Niemowlęta zagrożone w taksówkach

Najpierw rozmawialiśmy o niemożliwości, by niemowlęta mogły jeździć taksówką bez miejsca siedzącego z nowymi przepisami prawa jazdy na punkty, a następnie wyjaśnili, że jest to dozwolone pod warunkiem, że znajduje się w centrum miasta. Dla niektórych wszystko zostało rozwiązane, informowano kierowców taksówek, że nie stracą punktów za zabranie dzieci bez siedzenia.
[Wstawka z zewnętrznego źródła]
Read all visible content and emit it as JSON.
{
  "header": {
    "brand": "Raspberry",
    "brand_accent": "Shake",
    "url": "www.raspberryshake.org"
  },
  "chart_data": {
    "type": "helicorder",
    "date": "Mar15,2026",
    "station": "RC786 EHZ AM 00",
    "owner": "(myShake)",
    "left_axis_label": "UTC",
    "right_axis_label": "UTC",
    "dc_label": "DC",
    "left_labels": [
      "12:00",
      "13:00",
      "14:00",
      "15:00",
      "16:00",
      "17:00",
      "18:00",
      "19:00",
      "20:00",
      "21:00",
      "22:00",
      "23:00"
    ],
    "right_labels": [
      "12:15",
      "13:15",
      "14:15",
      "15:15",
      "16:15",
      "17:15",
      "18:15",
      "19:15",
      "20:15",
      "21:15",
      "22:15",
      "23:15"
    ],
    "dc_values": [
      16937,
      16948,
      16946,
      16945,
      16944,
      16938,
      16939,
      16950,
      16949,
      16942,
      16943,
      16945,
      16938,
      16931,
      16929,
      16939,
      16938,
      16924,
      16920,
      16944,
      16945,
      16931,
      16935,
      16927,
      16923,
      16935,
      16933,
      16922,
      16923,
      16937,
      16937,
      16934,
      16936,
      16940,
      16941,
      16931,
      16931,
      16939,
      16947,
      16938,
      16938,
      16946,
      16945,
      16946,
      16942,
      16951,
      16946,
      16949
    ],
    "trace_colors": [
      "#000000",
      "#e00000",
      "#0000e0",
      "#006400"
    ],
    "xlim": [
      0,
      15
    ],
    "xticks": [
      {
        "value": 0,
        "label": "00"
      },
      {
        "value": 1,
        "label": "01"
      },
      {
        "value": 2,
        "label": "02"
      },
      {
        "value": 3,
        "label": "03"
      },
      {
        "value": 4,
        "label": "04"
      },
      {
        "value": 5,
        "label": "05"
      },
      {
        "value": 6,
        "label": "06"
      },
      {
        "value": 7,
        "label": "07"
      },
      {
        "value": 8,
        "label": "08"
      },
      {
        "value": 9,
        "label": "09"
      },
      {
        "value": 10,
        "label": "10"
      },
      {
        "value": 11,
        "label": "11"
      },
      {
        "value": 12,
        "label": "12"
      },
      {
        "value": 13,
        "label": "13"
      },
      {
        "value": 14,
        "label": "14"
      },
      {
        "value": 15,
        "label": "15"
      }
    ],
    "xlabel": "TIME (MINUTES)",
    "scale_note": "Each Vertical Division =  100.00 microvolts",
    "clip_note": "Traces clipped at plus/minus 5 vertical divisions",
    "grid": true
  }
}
Dla nas problem nie został rozwiązany, nawet w obszarze miejskim wypadek można znaleźć tuż za rogiem i może to spowodować prawdziwe nieszczęście, które zostałoby zminimalizowane w przypadku zmuszenia wszystkich taksówkarzy do noszenia fotela retencyjnego. Jest to rozwiązanie dla taksówkarzy, ale nie dla potencjalnych klientów. Pytanie jest, w razie wypadku, kto jest odpowiedzialny? Czy taksówkarz, ubezpieczenie, klient lub ruch drogowy, co pozwala na to ?

Możliwym rozwiązaniem byłoby całkowicie bezpieczne, łatwe w montażu i demontowalne urządzenie, które powinni nosić wszyscy taksówkarze. Posiadanie dziecka i jazda taksówką bez odpowiedniego dla nas bezpieczeństwa byłoby szalone, nie pozostawilibyśmy życia naszego syna na łasce przeznaczenia.

Ruch drogowy może powiedzieć, że nie będzie to karać taksówkarzy, okej, ale może to być wyrok skazujący nasze dzieci na niebezpieczeństwo. Nadal czekamy na rozwiązanie. Co o tym sądzisz?